Desafios para a Nova Evangelização e lições da História

CruzMons. João Clá Dias, EP

Quem esteja medianamente informado sobre a situação à qual a Igreja Católica tem de fazer face atualmente, em matéria de evangelização, não pode deixar de se perguntar que caminho seguir.

Com efeito, levemos em consideração alguns poucos dados, já de si eloquentes e decisivos.

A sociedade de hoje está atingida por uma profunda crise moral. Por um lado, a família cristã, monogâmica e indissolúvel, parece fadada ao desaparecimento, ou pelo menos a ficar reduzida a uma proporção tão pequena que corresponderia, na prática, à extinção. Mesmo entre católicos praticantes, o aborto, o divórcio, as uniões ilícitas vão fazendo estragos. Os meios de comunicação social utilizam-se largamente da pornografia, e nem mesmo a mais tenra infância é respeitada. Cresce, assustadoramente, o número de crianças que se iniciam muito cedo em práticas imorais.
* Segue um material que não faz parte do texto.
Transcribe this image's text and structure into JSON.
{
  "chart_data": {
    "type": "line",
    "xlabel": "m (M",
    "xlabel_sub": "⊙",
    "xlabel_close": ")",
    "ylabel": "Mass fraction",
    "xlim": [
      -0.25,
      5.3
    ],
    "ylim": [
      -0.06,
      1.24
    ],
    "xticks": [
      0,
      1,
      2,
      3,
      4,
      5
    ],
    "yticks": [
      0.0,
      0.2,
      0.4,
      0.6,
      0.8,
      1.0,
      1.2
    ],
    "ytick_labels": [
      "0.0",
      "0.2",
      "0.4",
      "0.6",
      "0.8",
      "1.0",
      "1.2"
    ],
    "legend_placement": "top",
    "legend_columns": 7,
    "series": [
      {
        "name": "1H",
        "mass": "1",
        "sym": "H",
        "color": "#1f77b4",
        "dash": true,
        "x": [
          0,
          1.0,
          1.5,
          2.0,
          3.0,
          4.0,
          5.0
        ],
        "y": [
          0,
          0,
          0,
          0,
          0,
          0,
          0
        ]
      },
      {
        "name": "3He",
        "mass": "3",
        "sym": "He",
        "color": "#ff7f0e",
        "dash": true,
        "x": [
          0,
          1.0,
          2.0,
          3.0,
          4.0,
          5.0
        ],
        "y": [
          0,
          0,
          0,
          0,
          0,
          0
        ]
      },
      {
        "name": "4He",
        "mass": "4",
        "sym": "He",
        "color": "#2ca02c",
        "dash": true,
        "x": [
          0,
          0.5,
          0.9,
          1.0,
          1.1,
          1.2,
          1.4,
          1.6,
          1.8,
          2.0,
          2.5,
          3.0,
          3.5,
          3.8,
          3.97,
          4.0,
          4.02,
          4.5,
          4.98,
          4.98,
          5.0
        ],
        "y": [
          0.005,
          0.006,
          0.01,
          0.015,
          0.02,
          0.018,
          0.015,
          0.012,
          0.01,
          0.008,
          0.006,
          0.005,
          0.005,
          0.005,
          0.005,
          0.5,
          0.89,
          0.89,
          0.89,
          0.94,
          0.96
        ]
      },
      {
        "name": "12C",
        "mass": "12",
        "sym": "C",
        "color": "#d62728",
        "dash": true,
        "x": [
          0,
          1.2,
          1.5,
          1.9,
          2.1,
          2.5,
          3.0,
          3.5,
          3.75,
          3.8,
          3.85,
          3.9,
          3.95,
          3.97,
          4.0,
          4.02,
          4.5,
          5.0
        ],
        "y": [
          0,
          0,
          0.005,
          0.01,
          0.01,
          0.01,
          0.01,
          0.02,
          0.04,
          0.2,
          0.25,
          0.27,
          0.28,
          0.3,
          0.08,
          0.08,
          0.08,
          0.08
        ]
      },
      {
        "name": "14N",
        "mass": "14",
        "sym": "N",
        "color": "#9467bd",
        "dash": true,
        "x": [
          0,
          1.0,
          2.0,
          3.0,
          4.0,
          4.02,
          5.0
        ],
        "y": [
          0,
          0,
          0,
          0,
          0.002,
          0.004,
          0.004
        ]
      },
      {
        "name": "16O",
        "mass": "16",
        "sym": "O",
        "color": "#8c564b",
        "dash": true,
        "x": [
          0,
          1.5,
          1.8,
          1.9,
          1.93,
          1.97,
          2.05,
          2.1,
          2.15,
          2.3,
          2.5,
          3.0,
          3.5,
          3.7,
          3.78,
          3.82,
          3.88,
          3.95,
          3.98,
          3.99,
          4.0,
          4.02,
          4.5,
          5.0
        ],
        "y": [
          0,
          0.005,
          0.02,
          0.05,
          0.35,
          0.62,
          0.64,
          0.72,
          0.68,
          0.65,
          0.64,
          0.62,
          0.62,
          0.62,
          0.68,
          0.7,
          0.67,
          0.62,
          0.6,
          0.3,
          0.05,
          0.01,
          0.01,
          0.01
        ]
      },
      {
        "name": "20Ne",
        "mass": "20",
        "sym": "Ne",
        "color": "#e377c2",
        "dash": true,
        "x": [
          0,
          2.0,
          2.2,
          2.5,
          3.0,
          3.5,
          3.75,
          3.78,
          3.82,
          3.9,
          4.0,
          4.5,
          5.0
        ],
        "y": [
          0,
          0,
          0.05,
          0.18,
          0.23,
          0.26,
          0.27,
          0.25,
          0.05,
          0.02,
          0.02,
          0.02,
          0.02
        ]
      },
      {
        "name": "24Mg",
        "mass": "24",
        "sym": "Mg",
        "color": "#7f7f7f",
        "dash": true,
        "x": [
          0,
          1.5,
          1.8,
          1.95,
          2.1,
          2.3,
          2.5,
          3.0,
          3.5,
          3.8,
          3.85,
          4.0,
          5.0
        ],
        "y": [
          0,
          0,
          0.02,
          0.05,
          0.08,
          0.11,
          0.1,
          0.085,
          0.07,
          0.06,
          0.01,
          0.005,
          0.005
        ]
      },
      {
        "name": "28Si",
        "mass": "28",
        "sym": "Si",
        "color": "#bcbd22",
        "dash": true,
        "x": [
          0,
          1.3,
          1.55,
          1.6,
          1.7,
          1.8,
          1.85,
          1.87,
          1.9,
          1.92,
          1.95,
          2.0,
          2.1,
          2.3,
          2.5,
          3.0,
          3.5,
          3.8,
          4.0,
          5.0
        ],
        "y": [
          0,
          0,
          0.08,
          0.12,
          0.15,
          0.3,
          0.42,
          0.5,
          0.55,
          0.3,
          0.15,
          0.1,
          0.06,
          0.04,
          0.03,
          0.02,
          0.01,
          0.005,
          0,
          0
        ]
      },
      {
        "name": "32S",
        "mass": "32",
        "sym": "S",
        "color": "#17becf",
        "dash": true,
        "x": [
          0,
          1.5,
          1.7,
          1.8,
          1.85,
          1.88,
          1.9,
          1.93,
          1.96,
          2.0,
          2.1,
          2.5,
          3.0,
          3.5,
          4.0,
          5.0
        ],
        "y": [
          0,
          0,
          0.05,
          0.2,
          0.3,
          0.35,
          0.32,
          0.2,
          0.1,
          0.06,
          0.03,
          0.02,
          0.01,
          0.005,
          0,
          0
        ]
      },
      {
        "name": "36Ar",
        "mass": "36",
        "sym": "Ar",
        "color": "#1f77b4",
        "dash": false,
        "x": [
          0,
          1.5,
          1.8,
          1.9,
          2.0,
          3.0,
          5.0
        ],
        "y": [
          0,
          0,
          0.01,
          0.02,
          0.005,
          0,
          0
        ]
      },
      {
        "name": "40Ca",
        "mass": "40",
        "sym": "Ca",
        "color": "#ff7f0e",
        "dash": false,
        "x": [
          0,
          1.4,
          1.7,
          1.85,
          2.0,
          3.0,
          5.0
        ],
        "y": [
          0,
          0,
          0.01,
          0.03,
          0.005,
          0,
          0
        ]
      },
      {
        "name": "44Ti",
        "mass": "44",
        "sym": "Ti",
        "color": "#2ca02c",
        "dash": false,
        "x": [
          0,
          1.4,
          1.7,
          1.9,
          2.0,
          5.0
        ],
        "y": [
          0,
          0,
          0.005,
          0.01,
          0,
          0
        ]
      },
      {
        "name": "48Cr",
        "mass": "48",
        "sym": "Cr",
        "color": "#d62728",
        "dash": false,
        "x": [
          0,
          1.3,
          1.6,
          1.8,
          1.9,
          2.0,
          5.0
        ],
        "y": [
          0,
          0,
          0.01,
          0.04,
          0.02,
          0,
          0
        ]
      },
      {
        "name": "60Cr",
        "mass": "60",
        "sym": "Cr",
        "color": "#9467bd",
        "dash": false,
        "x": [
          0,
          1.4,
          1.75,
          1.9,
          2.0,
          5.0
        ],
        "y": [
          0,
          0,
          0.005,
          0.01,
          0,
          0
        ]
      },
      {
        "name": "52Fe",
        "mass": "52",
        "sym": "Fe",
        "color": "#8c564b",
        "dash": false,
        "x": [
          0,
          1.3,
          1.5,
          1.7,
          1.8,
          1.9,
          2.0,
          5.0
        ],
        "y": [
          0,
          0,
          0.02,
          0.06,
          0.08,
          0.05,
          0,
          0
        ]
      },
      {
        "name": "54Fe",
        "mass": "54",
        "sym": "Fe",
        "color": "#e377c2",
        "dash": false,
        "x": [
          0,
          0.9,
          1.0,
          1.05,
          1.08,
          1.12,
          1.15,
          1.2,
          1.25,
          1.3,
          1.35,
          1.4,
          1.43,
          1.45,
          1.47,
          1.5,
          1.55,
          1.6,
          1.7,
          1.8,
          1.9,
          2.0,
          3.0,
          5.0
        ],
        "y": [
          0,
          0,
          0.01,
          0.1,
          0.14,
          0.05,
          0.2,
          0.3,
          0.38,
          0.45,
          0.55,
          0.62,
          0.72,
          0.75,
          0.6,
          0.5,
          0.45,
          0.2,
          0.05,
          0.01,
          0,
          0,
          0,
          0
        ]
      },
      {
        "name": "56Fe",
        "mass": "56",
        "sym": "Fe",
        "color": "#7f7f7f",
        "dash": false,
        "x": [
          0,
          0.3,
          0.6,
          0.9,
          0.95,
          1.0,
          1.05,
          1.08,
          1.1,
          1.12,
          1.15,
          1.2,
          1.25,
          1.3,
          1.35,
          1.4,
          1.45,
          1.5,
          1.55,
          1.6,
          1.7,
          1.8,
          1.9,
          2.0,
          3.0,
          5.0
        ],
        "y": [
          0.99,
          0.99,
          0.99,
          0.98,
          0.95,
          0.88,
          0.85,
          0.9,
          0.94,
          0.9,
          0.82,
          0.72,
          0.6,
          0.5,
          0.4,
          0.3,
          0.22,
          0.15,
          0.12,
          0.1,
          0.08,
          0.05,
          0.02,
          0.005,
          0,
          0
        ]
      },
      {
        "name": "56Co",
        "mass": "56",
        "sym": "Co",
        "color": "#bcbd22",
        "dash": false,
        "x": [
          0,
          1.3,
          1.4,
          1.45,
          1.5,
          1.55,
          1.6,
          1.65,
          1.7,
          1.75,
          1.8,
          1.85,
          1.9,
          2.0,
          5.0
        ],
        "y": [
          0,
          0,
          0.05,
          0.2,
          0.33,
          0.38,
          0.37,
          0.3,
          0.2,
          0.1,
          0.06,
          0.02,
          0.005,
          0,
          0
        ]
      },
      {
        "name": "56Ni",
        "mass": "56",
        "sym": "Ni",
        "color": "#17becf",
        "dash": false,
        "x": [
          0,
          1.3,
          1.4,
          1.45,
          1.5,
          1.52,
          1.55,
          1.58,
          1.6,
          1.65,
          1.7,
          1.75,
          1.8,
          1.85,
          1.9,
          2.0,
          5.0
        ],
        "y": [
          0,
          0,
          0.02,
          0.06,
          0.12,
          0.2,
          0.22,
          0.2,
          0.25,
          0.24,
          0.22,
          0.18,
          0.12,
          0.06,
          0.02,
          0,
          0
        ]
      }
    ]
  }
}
De outro lado, espalham-se por toda parte o ateísmo e o paganismo, com uma característica que não tinha grande importância até há pouco: especialmente nos continentes europeu e norte-americano, proliferam ateus e pagãos que se apresentam como tais, sem esconder sua hostilidade não só contra a Igreja Católica, mas contra tudo quanto tenha nome de cristão. Há países da antiga Cristandade européia — como a França, a Inglaterra e a Alemanha — nos quais a proporção de pessoas nessas condições já é superior 30%.

No lado especificamente eclesial, as vocações religiosas são tão poucas que em várias das antigas Ordens religiosas é bem reduzido o número de membros jovens. Analistas bem colocados em postos importantes manifestam o temor de que algumas delas se vejam obrigadas a fechar seus seminários nas Américas e na Europa, por falta de vocações.

No Brasil, o número de fiéis católicos está pouco acima de 70% da população, sendo que em algumas áreas periféricas de São Paulo e do Rio de Janeiro seu número já é inferior ao dos não-católicos. E, pior ainda, os católicos são em grande parte não-praticantes, e muitos nem conhecem bem sua religião.

Vista de uma perspectiva meramente humana, a atual situação pode parecer desanimadora para quem tem a missão de evangelizar.

Não obstante, nem tudo está perdido. Ante essa situação, a Igreja poderia dizer com Cícero: “Alios vidi ventos, alias prospexi animo procellas” (Eu vi outros ventos e enfrentei sem temor outras tempestades). E essa afirmação pode ser corroborada pelos exemplos históricos.

Quando os primeiros cristãos começaram a levar a Boa Nova a todos os rincões do Império Romano, encontraram uma situação hostil, num ambiente eivado de erros de todos os matizes, e imerso numa ciclópica corrupção moral. Entretanto, a Igreja triunfou sobre o paganismo, elevou a humanidade e construiu uma ordem cristã baseada no Evangelho. Outras épocas da História houve, nas quais ela passou por situações adversas e delas também triunfou.

Qual o segredo desse triunfo? E que lições nos trazem os acontecimentos anteriores à nossa época?

Não é possível investigarmos as oportunidades que se abrem para a Igreja no século XXI sem nos colocarmos tais questões. Afinal, como diz o consagrado aforismo, “a História é a mestra da vida”.

Devemos crer “firmemente que Deus é o Senhor do mundo e da História”[1]. Conhecendo Seu modo de agir ao longo dos tempos, teremos critérios mais apropriados para julgar o presente e o dia de amanhã.

 CLÁ DIAS, João. Oportunidades para a Igreja no século XXI. Elaboração do projeto de pesquisa: elementos constitutivos – 1ª. Parte. Centro Universitário Ítalo Brasileiro. São Paulo, 2007. p. 7-9.


[1] Catecismo da Igreja Católica, n. 314.